A Time Out na sua caixa de entrada

Procurar
Aula da Esfera do Colégio de Santo Antão, ensino de ciências matemáticas — Hospital de São José
Arlei LimaAula da Esfera do Colégio de Santo Antão, ensino de ciências matemáticas — Hospital de São José

Há visitas guiadas pelos tesouros e segredos dos hospitais da Colina de Santana

Os hospitais da Colina de Santana guardam cinco séculos de arte e de histórias surpreendentes – e algumas só agora estão a ser descobertas.

Helena Galvão Soares
Escrito por
Helena Galvão Soares
Publicidade

São visitas a hospitais, mas ninguém vai ver familiares ou amigos internados. Todos os meses, o Gabinete do Património Cultural do Centro Hospitalar Universitário de Lisboa Central organiza visitas guiadas a Santa Marta, aos Capuchos e a São José, levando os curiosos a locais que não imaginávamos que pudessem existir, com histórias e curiosidades de que ainda menos suspeitávamos.
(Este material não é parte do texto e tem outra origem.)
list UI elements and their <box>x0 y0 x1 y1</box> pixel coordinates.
Claustro do Convento de Santa Marta (tem uma esplanada!)
Arlei LimaClaustro do Convento de Santa Marta

“A nossa ideia, e é isso que entusiasma muitas vezes as pessoas nas visitas, é explicar o porquê de as coisas serem assim”, diz Carlos Boavida. “Mas sem um tom professoral, senão era uma seca”, remata. “E aproveitamos e contamos as histórias de algumas das personagens que fazem esta história”, acrescenta Fátima Palmeiro, a outra metade do Gabinete do Património Cultural. “Muitas destas pessoas estão completamente esquecidas. Toda a gente conhece o Hospital Curry Cabral, mas poucos sabem quem foi o Curry Cabral”, aponta Carlos. “Curry Cabral foi a pessoa que transformou este espaço onde estamos  [Santa Marta] num hospital”, vinca Fátima.
É mesmo assim, a duas vozes, que decorrem as visitas. E a primeira história que se conta é esta, versão resumida:  entre 1901 e 1910, o Convento de Santa Marta de Jesus, do século XVI, foi transformado num hospital moderno, com electricidade e até um elevador. Em 1910, o fervor da causa republicana afastou Curry Cabral do cargo de Enfermeiro-Mor (presidente do Conselho de Administração), interrompendo assim a reorganização hospitalar em curso que passava por encerrar os hospitais do Desterro e Arroios, uma vez que considerava preferível desistir de velhas instalações e criar hospitais novos e modernos, como o de Santa Marta. “O tempo veio dar-lhe razão”, explica Fátima. “Acabaram por ser encerrados, mas só quase um século depois.” 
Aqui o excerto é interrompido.